Derivative trading is often seen as a risky business, with media coverage focussing on short selling and speculative investments in futures and credit default swaps. In practice, derivatives are an essential part of financial planning for many businesses, and are typically used as a means of spreading and diluting risk. Many companies which receive income in different currencies due to an international presence, or which have an exposure to floating interest rates under standard banking facilities, rely on derivative transactions to protect their cash flows against changes in market conditions.
In the wake of the financial crisis of 2007 – 2008, regulators started to pay close attention to what had previously been an unregulated marketplace for derivative trading. In the US, this lead to the Dodd-Frank Act and FATCA, which both have an extra-territorial impact on swap counterparties from outside the United States. In the EU, the existing regulatory framework set out by FSMA (in the UK) and MiFID (in the EU) has been bolstered by EMIR and MiFID II. The implications of these new regulations were extensive for those parties regularly involved in derivative trading, but also extended to those parties who enter into a handful of trades per year, such as retailers with an exposure to foreign currency risk from their overseas stores, or investors and insurance companies with longer term investment assets. Although these less frequent traders may have sophisticated finance teams, they are often not used to the regulated environment in which investment banks work, and don’t have dedicated teams who can undertake regulatory reporting.
The obligation to report
Since the relevant sections of EMIR came into force in February 2014, both parties to a derivative transaction have been under an obligation to report each derivative trade they make to a registered trade repository. The report must be made no later than the working day after the trade date (or the date any trade is modified or concluded). While investment banks with extensive internal regulatory functions may be well placed to process these reports, other parties are not, and for many companies a practice has developed of delegating their reporting obligations back to the bank that arranged the trade (or to a third party service provider). Typically when a party (the Counterparty) negotiates an ISDA master agreement with a bank, it can also request a delegated reporting agreement to make the bank responsible for reporting both sides of the trade (although the underlying obligation to ensure that reporting takes place still falls on the Counterparty).

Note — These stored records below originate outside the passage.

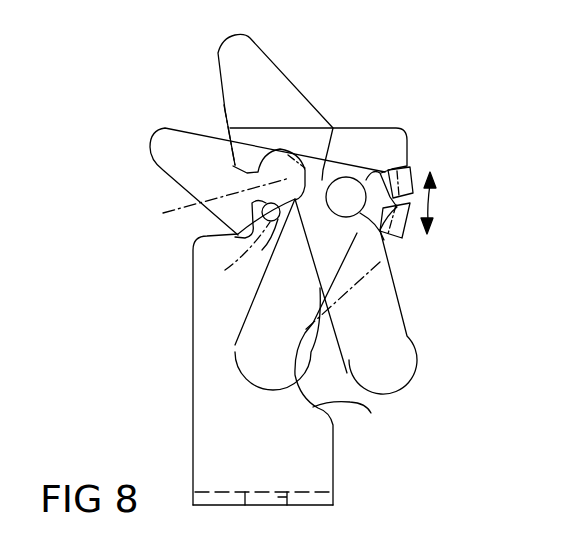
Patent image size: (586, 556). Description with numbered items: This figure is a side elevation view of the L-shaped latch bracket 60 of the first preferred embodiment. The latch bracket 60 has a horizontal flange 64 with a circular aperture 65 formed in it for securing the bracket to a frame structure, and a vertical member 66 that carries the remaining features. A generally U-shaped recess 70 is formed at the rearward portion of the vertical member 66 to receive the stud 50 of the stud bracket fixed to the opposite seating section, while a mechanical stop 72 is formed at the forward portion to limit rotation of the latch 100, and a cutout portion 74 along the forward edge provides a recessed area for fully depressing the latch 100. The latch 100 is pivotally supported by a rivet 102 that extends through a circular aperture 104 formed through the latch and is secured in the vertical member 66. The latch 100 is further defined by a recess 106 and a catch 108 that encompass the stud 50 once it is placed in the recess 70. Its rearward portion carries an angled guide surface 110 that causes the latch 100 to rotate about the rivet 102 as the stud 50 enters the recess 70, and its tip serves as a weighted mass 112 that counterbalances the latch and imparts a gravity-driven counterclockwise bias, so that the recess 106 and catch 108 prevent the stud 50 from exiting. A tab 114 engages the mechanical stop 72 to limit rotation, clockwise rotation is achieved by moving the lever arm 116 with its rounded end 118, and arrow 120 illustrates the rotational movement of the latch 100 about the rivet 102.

The latch bracket 60 is at (122, 103).
The vertical member 66 is at (193, 397).
The horizontal flange 64 is at (217, 507).
The circular aperture 65 is at (275, 507).
The cutout portion 74 is at (371, 413).
The U-shaped recess 70 is at (270, 177).
The weighted mass 112 is at (175, 148).
The angled guide surface 110 is at (182, 184).
The latch 100 is at (338, 118).
The rivet 102 is at (347, 197).
The lever arm 116 is at (373, 328).
The rounded end 118 is at (403, 362).
The circular aperture 104 is at (383, 236).
The mechanical stop 72 is at (403, 171).
The tab 114 is at (408, 180).
The arrow 120 is at (434, 207).
The recess 106 is at (262, 212).
The catch 108 is at (245, 238).
The stud 50 is at (225, 270).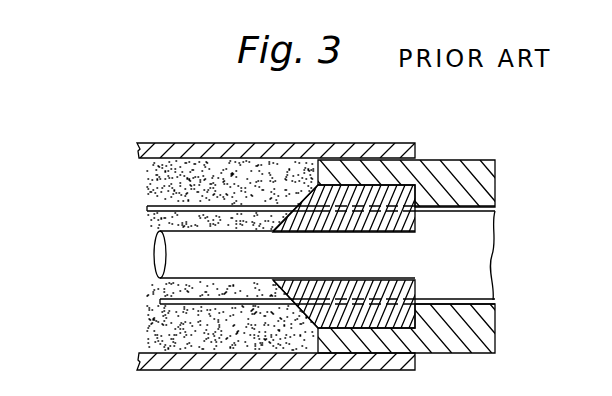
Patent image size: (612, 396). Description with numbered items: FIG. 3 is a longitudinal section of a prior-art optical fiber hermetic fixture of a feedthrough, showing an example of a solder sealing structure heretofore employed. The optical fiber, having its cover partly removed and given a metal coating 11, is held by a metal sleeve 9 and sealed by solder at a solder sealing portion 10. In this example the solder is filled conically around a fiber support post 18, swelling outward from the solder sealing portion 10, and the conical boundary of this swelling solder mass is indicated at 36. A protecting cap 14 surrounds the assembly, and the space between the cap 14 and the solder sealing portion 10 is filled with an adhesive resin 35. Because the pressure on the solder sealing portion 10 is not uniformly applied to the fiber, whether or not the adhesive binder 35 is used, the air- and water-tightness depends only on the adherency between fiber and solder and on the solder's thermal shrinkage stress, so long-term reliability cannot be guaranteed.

The metal sleeve 9 is at (460, 167).
The solder sealing portion 10 is at (343, 192).
The metal coating 11 is at (150, 208).
The protecting cap 14 is at (170, 143).
The fiber support post 18 is at (170, 257).
The adhesive resin 35 is at (170, 180).
The boundary 36 is at (298, 210).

Failure to report trades can give rise to financial penalties. For example, the FCA recently fined Goldman Sachs £34.9m for failing to report (or misreporting) 220.2 million transactions between November 2007 and March 2017. Counterparties which trade infrequently may take some comfort from the fact that penalties for failure to report are typically calculated on a “per missed report” basis, but it is clear that the FCA takes the reporting obligation seriously, and views it as critical to ensure the integrity of financial markets.
As the derivative reporting requirements in EMIR are part of EU regulation, they have not been transposed into UK law, and in theory would cease to apply following Brexit. However, the current regulations are part of a wider commitment on the part of G20 nations to encourage greater visibility over, and regulation of, financial markets, and it is likely that EMIR equivalent regulations will be put in place regardless of the outcome of Brexit negotiations. The EU (Withdrawal) Act 2018 put in place a statutory framework for a UK version of EMIR, which would take effect post-Brexit if no other deal is reached. Barring any unexpected changes in the regulatory landscape, it is likely that the current reporting requirements will remain, although the practicalities of reporting transactions may change.